他眼神不经意间的一瞥,就看到了思暖刚刚砍到的那处石壁上一道浅浅的白印。
祁渊皱眉,思暖的武功好到这种程度?只用木剑就可以在石壁上敲出印记,师父也许能做到,但是她显然有些不太可能。
他走过去,摸了摸那处剑痕,用手推了推石壁,没有推动。
他手握成拳,用力在石壁上敲了敲,就听到了稍微有些空洞的“扣扣”声。
祁渊一惊,将整个身子紧贴在石壁上,屏息凝神,耳朵侧了过去。
耳边是清晰的气流的流动声,风声间或触到石壁内侧发出啪啪的声音,可以很明显的判断里面是空的。
祁渊退后了两步,他从来不知道瀑布底下还有这么一处地方,只知道思暖喜欢在瀑布之中练功。
这是必须要和柏无朝说的,最近几天他们寻着下山的路已经快要殚精竭虑了。柏无朝甚至想着必要之时从山侧的断肠崖上悬索垂下去。然而那处山崖危险之极,从未见过有动物能从那里下去,连最善飞的鹰落于崖底也没见再飞上来过。
祁渊一撩袍子,想也没想,几步扎进水里,动作迅速的游走了去找柏无朝商量。
祁渊讲自己大致了解的情况与柏无朝说了一下,当然他是捡了重点的,并没将自己骚扰思暖的前提加进去。
柏无朝听后若有所思的撑了撑额头,叹息一声讲手中的书卷放下。
“是空的?”他扶额,“我曾经听你的师祖提起过,这山上自有一处紧急下山的通道,只是太过凶险,非到必要不可开启。今日你所说的地方我多少知道一些,若真是那处通道,里面恐有机关。”

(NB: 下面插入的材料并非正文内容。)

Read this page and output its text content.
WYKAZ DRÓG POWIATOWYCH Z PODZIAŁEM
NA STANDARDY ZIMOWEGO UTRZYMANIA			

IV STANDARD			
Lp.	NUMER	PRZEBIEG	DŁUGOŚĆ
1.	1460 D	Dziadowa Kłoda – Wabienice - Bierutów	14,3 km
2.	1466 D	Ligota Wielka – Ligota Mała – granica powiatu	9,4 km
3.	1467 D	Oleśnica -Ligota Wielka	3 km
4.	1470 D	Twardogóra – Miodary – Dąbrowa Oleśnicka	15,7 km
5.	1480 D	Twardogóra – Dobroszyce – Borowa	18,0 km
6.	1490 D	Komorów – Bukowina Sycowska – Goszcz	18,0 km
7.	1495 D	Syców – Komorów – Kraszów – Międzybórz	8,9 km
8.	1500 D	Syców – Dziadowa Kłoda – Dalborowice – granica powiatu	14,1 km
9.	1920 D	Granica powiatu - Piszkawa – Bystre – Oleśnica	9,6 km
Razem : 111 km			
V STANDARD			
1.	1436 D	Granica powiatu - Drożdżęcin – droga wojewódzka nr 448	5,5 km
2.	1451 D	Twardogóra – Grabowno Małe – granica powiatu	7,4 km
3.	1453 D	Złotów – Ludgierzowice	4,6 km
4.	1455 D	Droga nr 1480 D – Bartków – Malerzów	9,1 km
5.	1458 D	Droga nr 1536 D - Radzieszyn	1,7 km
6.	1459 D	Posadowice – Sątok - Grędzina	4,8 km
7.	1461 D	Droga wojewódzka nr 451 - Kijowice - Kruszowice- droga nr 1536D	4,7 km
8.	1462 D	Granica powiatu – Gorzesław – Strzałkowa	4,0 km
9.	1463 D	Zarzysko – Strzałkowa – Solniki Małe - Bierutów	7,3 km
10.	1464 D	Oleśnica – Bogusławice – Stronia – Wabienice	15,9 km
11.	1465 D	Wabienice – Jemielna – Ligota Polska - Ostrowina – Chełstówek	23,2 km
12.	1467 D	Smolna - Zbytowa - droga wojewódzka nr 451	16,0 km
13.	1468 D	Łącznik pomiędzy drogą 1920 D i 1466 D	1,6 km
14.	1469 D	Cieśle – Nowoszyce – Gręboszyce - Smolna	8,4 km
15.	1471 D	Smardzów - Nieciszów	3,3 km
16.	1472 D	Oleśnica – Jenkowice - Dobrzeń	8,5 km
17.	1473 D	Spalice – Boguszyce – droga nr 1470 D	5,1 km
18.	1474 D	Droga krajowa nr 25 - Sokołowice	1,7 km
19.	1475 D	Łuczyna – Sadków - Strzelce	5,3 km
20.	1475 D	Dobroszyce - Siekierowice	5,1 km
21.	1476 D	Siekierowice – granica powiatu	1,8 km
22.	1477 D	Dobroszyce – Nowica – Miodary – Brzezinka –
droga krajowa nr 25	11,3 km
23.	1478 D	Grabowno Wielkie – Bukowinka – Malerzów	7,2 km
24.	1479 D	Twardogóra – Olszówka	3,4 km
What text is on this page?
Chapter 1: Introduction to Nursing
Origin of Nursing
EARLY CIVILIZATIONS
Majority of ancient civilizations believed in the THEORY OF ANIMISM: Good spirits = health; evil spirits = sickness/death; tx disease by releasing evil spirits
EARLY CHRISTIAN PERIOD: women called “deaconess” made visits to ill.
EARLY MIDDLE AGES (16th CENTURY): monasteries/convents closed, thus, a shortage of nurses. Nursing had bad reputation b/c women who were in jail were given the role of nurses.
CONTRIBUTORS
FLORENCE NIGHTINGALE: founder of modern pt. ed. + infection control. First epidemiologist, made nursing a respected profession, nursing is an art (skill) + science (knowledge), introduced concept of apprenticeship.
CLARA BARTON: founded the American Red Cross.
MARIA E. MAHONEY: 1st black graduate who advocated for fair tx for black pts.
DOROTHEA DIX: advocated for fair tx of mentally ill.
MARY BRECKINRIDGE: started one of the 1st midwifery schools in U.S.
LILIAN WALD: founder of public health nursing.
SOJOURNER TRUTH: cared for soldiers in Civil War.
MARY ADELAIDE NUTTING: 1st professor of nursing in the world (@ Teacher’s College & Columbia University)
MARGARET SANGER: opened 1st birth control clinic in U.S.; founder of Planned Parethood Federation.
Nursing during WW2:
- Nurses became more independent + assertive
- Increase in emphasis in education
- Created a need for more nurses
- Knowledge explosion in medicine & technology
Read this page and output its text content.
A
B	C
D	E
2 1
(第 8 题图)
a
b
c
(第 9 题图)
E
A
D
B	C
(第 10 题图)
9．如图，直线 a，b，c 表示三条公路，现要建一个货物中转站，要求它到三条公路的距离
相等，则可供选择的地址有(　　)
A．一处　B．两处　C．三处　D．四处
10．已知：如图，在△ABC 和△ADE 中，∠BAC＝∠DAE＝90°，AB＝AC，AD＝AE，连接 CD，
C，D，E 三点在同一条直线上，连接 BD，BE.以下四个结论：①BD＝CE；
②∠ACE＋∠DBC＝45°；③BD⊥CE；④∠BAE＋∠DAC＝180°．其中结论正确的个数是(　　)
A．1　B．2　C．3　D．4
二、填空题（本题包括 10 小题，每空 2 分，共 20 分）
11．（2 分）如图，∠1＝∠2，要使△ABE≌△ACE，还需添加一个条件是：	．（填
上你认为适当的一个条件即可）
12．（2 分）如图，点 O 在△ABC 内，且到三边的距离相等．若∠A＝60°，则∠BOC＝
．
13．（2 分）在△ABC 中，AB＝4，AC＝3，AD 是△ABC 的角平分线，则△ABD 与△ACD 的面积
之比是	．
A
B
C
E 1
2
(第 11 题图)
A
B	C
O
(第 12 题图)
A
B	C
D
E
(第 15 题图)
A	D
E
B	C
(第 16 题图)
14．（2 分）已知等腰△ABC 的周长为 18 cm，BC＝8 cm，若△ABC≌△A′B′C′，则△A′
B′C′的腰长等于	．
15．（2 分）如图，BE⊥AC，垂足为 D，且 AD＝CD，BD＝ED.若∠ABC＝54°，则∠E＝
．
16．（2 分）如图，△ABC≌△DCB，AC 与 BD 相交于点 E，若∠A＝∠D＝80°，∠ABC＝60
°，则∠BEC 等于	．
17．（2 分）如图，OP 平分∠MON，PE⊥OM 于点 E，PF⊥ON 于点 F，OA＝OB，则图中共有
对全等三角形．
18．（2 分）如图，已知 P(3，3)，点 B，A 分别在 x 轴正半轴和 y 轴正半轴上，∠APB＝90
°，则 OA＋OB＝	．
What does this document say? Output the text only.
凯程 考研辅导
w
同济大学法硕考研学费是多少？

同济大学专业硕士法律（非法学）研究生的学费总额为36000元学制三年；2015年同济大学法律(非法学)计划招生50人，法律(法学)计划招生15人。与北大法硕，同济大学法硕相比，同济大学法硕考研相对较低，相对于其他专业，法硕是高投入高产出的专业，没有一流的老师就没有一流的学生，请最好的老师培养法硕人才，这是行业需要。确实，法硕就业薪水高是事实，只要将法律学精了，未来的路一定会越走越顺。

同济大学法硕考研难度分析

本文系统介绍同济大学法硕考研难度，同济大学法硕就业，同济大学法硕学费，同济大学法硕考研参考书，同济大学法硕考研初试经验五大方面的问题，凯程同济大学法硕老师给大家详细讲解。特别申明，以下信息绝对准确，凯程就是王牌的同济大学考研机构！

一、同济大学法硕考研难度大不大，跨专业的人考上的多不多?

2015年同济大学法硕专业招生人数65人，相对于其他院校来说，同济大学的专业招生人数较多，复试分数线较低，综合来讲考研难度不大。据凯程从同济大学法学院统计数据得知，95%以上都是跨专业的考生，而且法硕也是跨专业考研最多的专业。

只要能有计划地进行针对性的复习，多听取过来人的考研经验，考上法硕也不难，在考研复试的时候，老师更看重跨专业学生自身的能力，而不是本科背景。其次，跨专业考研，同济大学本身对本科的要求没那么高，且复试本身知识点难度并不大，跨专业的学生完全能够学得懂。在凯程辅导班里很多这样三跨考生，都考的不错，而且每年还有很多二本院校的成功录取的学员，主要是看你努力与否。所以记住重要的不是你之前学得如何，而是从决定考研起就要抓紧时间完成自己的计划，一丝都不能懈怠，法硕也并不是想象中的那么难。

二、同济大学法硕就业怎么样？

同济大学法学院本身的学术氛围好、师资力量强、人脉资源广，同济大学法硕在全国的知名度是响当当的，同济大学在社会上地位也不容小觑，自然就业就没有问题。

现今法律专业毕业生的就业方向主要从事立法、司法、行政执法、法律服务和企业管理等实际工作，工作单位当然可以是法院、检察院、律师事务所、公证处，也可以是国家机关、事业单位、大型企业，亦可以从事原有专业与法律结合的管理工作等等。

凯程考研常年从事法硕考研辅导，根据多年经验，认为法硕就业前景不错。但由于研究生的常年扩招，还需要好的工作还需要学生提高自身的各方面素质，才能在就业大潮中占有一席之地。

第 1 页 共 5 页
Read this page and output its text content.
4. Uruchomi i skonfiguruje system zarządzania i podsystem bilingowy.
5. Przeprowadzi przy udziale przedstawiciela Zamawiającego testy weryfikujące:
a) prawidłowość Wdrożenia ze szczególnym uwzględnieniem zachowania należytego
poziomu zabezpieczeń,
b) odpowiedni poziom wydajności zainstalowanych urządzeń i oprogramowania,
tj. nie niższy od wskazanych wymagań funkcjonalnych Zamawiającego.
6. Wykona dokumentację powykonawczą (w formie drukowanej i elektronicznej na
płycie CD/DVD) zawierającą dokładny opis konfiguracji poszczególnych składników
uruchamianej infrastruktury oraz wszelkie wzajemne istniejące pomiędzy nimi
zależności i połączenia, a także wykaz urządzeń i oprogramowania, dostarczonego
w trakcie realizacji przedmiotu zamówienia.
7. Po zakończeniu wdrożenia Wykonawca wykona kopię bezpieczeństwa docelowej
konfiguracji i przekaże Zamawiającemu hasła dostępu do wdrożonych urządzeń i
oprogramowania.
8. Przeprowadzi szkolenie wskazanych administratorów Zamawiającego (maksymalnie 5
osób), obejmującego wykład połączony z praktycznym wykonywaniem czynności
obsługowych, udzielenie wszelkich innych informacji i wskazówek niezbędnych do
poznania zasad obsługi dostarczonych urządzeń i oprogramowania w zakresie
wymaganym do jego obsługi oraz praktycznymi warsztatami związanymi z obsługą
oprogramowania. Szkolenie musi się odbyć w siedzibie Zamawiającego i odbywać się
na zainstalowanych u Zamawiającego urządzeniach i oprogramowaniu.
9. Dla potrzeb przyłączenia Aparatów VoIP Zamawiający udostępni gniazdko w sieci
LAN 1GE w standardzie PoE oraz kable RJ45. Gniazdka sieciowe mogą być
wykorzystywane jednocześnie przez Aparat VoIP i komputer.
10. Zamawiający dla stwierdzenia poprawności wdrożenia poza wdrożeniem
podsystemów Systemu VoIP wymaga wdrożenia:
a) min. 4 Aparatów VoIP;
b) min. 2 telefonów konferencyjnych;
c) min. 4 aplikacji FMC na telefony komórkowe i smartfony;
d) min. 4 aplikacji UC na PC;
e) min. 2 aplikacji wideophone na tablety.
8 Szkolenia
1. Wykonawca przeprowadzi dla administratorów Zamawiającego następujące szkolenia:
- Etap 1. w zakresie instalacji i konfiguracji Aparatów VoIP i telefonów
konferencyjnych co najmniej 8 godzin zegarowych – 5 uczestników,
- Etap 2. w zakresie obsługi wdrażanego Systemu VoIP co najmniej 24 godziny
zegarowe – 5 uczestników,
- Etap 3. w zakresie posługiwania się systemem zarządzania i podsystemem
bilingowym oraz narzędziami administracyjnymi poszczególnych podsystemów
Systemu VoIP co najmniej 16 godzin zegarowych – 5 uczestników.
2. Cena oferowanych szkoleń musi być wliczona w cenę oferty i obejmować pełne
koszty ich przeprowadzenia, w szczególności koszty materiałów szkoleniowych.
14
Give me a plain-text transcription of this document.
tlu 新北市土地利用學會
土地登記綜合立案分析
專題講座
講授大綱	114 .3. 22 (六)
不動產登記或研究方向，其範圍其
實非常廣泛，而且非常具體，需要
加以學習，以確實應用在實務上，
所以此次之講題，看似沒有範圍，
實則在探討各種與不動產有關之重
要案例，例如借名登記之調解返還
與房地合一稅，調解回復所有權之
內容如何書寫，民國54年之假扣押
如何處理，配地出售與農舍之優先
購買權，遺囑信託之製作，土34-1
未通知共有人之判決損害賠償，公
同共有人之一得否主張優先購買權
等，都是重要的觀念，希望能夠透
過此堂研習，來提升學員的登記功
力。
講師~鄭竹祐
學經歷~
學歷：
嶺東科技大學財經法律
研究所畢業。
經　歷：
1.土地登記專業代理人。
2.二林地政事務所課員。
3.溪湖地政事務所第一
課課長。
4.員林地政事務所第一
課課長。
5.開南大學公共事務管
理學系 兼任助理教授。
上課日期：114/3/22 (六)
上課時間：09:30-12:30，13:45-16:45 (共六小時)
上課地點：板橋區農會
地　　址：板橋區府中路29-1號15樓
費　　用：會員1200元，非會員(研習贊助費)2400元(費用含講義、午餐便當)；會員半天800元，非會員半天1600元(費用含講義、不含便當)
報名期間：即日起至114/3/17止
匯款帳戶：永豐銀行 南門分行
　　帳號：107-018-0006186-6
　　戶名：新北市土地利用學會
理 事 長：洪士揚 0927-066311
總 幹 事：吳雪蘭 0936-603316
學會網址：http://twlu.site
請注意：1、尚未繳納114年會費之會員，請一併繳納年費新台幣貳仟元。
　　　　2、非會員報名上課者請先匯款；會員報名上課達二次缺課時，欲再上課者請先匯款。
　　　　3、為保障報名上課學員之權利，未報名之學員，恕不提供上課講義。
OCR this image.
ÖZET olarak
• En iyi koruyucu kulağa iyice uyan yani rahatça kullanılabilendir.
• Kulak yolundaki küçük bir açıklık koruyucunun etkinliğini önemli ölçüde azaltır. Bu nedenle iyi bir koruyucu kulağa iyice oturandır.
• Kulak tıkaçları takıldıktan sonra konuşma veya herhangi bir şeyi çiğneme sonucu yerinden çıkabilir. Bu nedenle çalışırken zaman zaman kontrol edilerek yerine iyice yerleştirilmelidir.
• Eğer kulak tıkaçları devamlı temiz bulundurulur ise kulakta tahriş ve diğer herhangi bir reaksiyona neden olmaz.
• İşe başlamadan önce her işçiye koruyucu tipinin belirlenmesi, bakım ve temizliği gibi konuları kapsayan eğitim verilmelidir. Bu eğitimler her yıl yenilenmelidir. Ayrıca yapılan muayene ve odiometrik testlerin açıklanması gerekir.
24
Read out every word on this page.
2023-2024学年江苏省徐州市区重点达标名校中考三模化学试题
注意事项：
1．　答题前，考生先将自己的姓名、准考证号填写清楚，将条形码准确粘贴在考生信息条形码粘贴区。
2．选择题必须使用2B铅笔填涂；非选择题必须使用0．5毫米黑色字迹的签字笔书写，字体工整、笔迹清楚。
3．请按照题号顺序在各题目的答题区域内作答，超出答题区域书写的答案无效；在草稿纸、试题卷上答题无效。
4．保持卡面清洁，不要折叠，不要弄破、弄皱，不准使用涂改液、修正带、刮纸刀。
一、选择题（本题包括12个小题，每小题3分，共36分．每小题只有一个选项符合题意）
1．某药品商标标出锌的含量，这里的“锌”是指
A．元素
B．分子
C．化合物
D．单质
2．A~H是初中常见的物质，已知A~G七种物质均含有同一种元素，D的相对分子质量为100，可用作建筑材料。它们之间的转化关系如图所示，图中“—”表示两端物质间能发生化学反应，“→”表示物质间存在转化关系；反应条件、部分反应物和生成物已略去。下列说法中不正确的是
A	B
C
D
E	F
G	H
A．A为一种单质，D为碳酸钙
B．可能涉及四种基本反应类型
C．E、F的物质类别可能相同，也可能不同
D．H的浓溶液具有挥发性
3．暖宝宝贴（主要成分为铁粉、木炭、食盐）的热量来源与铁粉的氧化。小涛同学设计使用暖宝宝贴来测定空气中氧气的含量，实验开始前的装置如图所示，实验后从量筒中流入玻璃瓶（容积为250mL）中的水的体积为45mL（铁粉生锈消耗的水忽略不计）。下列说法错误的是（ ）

“年少时未学,临时看这些杂书也是无用。”他讲手中那门研习奇经八卦阵法的书籍放于桌上,摇了摇头,“山下原本洛王萧远至的家臣闵氏懂得这个,如今的情况怕是顾不得我们这边了。”
祁渊只是抿着唇,问道:“师父,阿梓的情况是不是很危险?若是闻国进攻萧国,阿梓身为郡主,自然会大受牵连。”
柏无朝挥手示意他先稍安勿躁,他何尝不知道这里的利害关系。闻国的王连自己的亲妹尚且是利用三分,况且又是多年的宿敌之女。即使阿梓的身份被澄清了,只怕也会是凶多吉少。
他捏紧了拳头,萧远至若是有事,清研一人必不会独活。